To join me on a virtual sketching trip, download a travel sketch-journal here.
I add tutorials to them so you can learn the techniques and details you see in the sketchbooks.

My former workshop students asked me to upload my workshop workbooks to make them available to everyone. So you can also download a workbook and give yourself a workshop! Enjoy!


Wednesday, August 5, 2009

Nature Drawing Basics, July 11-12, 2009

What a nice weekend workshop! With just four students, there was plenty of time for personal interaction, and we had lots. By now, if you read these posts regularly, you'll have an idea of what happens in one of my basic drawing classes -- a fair dose of Right-brain grounding, then on to nature sketching using what has just been learned.

By the end of that first day, all four artists were tackling a wild turkey feather with more skill than they thought they possessed.

Somehow, I managed to miss photographing Clarissa's feather, but here she is drawing it, quite capably. Sorry Clarissa! Check out what the others did with their feathers below.

Sketching can be a bit chancy out in nature ~ it could start to rain, you could be spotted by a moose and have to run, you could start sun-burning... and there goes your sketch as you beat a hasty retreat.
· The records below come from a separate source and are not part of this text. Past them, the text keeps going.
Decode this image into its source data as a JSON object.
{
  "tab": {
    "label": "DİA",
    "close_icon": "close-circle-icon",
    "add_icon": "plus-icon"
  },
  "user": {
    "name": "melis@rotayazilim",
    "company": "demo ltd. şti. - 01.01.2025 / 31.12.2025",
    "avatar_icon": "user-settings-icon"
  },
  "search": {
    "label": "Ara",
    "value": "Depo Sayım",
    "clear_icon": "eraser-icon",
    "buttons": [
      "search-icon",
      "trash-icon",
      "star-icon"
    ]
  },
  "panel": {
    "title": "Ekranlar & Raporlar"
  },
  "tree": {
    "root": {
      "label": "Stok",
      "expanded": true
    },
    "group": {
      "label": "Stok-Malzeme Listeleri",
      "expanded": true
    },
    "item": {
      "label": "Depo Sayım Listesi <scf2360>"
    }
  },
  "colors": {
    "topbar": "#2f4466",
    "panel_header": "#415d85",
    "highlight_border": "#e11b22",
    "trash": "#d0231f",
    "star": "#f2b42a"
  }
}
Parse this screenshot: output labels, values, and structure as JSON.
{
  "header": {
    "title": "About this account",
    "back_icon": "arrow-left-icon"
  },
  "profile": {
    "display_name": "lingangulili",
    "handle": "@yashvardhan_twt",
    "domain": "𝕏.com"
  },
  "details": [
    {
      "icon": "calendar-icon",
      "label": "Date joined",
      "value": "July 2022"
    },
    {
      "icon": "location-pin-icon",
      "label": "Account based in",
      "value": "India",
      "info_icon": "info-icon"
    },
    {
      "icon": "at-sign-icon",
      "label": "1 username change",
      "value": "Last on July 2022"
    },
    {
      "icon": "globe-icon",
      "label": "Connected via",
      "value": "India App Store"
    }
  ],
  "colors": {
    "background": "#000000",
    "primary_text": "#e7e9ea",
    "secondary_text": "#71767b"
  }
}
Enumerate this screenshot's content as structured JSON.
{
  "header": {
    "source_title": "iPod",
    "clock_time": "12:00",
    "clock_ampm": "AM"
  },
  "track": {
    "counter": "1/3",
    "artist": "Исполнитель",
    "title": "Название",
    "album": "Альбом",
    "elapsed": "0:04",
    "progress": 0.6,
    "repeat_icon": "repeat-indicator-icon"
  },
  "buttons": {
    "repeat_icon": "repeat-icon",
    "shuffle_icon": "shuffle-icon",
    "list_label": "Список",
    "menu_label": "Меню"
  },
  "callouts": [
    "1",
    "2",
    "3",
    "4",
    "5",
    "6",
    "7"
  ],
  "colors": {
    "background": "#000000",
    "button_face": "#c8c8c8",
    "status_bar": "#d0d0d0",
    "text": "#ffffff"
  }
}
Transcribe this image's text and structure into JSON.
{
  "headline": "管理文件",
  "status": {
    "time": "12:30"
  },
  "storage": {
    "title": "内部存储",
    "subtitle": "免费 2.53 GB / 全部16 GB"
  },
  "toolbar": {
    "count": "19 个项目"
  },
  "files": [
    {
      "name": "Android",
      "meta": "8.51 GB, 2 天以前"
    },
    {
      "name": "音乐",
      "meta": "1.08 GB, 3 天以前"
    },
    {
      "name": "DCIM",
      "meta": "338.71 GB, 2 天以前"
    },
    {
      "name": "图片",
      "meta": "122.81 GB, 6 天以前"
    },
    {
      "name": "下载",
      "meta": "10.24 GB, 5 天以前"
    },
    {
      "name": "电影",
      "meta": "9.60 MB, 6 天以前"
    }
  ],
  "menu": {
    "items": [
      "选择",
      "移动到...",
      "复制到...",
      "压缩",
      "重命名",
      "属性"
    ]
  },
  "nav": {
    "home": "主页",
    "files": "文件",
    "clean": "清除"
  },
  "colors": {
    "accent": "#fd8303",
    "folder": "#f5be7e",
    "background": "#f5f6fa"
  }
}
So one of the more important things I teach is to first draw the entire outline and any important structural elements, then completely finish at least part of each distinctive area so that you could finish the rest of it later (without your subject) if necessary. You can see the product of that teaching here, with the half-done feathers. The students can finish the undone areas later by using the finished portions as a reference.

On the second day, they tackled landscapes, practicing typical foliage patterns to form "templates" in their right brains to be pulled out for use in future drawings. These templates are generalized foliage patterns that can be applied to any number of landscape scenes with realistic effects. Once you learn these, foliage is a (relative) snap.

The "draw a stick" portion of the workshop came next, with the students doing their best to wrap their right brains around gnarly dead sticks and branches. These can be used as templates, too, and some of their results were quite fine, in my opinion.

After lunch I brought out the landscape photos. We don't go outside to draw in this workshop, since much more can be learned in the classroom setting. After all, we only have two days!

I provide about fifty really beautiful landscape choices to draw from, but to my amusement, the same ones usually get chosen, class after class.

First the scene is framed using a sheet of heavy paper with a "window" in it. Then that scene is redrawn into a same-size rectangle on the sketch page. This is a very quiet time in the classroom and I make a real effort to not talk while this is happening. With varying success, I might add.

Some of the scenes are more difficult than others, and if they are, I usually inform the student. Then they have a choice as to whether to select another or go ahead and try the one they first chose.

Lots of things are learned in this copying process. How to transfer correct proportions, how to achieve the right foliage, rock, or water textures, how to shade to give the scene 3-dimensionality, how to check for accuracy, and many other things.

I think their results were really excellent. See for yourself!




















Okay, now I'm caught up with THAT workshop, and it's time to blog the most recent one, which was last weekend.

Workshop attendance has really fallen off. My rosters only fill halfway, or even less, these days, and if I were feeling insecure I'd surely think my teaching is to blame. But from what I hear, enrollment in ALL the classes and workshops are down considerably, due to the recession.

That isn't very reassuring, because that could go on for some time. So I'm starting to think seriously about working up my in-person workshops into online workshops which might be a bit less expensive and would probably have a greater pool to draw from. They certainly would cause less wear and tear on my bod! If I do, I plan to make some video demos to illustrate difficult techniques. I'll let you know how it goes!

At the moment, I'm working up my Observing Nature Teachers Manual for a couple of workshops later this month which will teach teachers to teach kids how to "notice, observe, record and enjoy nature." I described this fully in the blog just before this one, in case you'd like to know more about it.

After that, I have just one class every month until December. See you next blog!

2 comments:

Anonymous said...

I so much enjoy your blog and applaud your idea of working up some on-line classes. That would be within the budget of many, I'm sure. With the financial situation right now, travel and workshop costs can be beyond the pocketbook of many.

The workbooks that you use for the classes look very helpful...nice stuff!
I have your "Drawing Nature" book and love reading through it. I admit that I have been too artistically lazy to do any drawing. However, now that cooler weather is in the offing, the possibility of actually getting outside and drawing is manifesting! (I'm positive that I have written those very words many times...perhaps I will really do it) Thanks for the time and artistic energy you put into all that you do.

Frankye

Renie said...

Thank you, Frankye! I know how hard it is to just get to things, even when we want to do them. Hang in there.